MUCH AS I LIKE TO pretend that I do this work all the time, I also have a part-time office job. It’s still working within the land management sector but is far more paper and computer-based than a day on the hill, something that has taken a while to get used to.
When I started gamekeeping I never really understood the attraction of standing around at the edge of a wood, shotgun and rifle at the ready on the offchance a fox would appear, while rain, wind and snow — as is usually the weather at this time of year — battered my hood.
However, after a year of spending a lot of time looking at screens, behind the steering wheel on my way to meetings or sitting in those meetings, I found myself looking forward to the prospect of several days with hounds.
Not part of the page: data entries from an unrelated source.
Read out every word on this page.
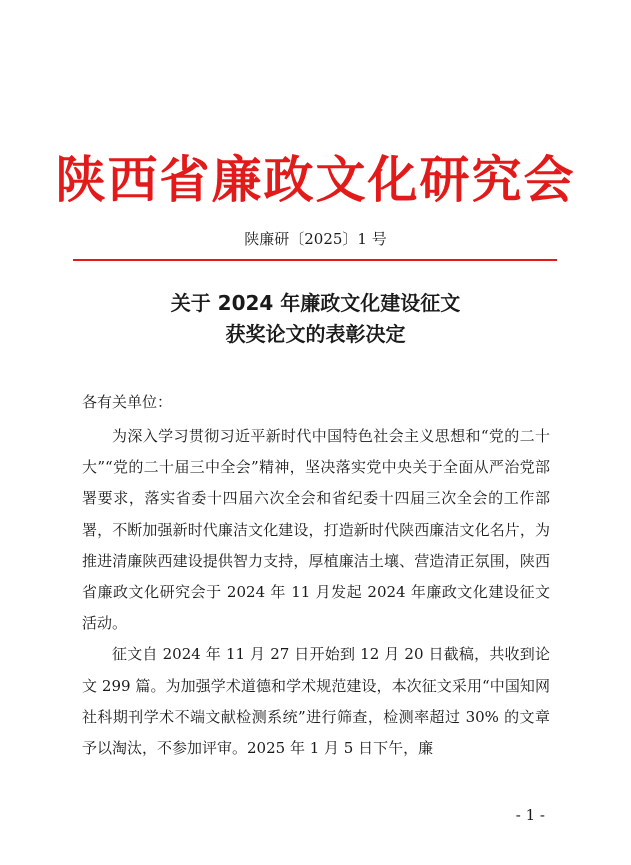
陕西省廉政文化研究会
陕廉研〔2025〕1 号
关于 2024 年廉政文化建设征文
获奖论文的表彰决定
各有关单位：

为深入学习贯彻习近平新时代中国特色社会主义思想和“党的二十大”“党的二十届三中全会”精神，坚决落实党中央关于全面从严治党部署要求，落实省委十四届六次全会和省纪委十四届三次全会的工作部署，不断加强新时代廉洁文化建设，打造新时代陕西廉洁文化名片，为推进清廉陕西建设提供智力支持，厚植廉洁土壤、营造清正氛围，陕西省廉政文化研究会于 2024 年 11 月发起 2024 年廉政文化建设征文活动。

征文自 2024 年 11 月 27 日开始到 12 月 20 日截稿，共收到论文 299 篇。为加强学术道德和学术规范建设，本次征文采用“中国知网社科期刊学术不端文献检测系统”进行筛查，检测率超过 30% 的文章予以淘汰，不参加评审。2025 年 1 月 5 日下午，廉

- 1 -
Cold, wet, wind and all.
In the north Highlands, estates pay into a pot that funds the huntsman and his hounds to come and work them through areas where the keepers know foxes are likely to be, flushing them from cover to Guns who wait at the edge of the wood.
In Sutherland, these areas tend to be Sitka and lodgepole plantations, which are warmer than their surroundings and invariably contain some wee house or rackle of stones, perfect for foxes to den up.
I had hoped to drag the Shooting Times photographer along to a day because the operation of a foot pack in the Highlands is such a contrast to the mounted hunts further south. But circumstances were against us on this occasion, both in terms of weather and respecting the privacy of those present. Some were worried about backlash from antis, having already borne the brunt of their aggression.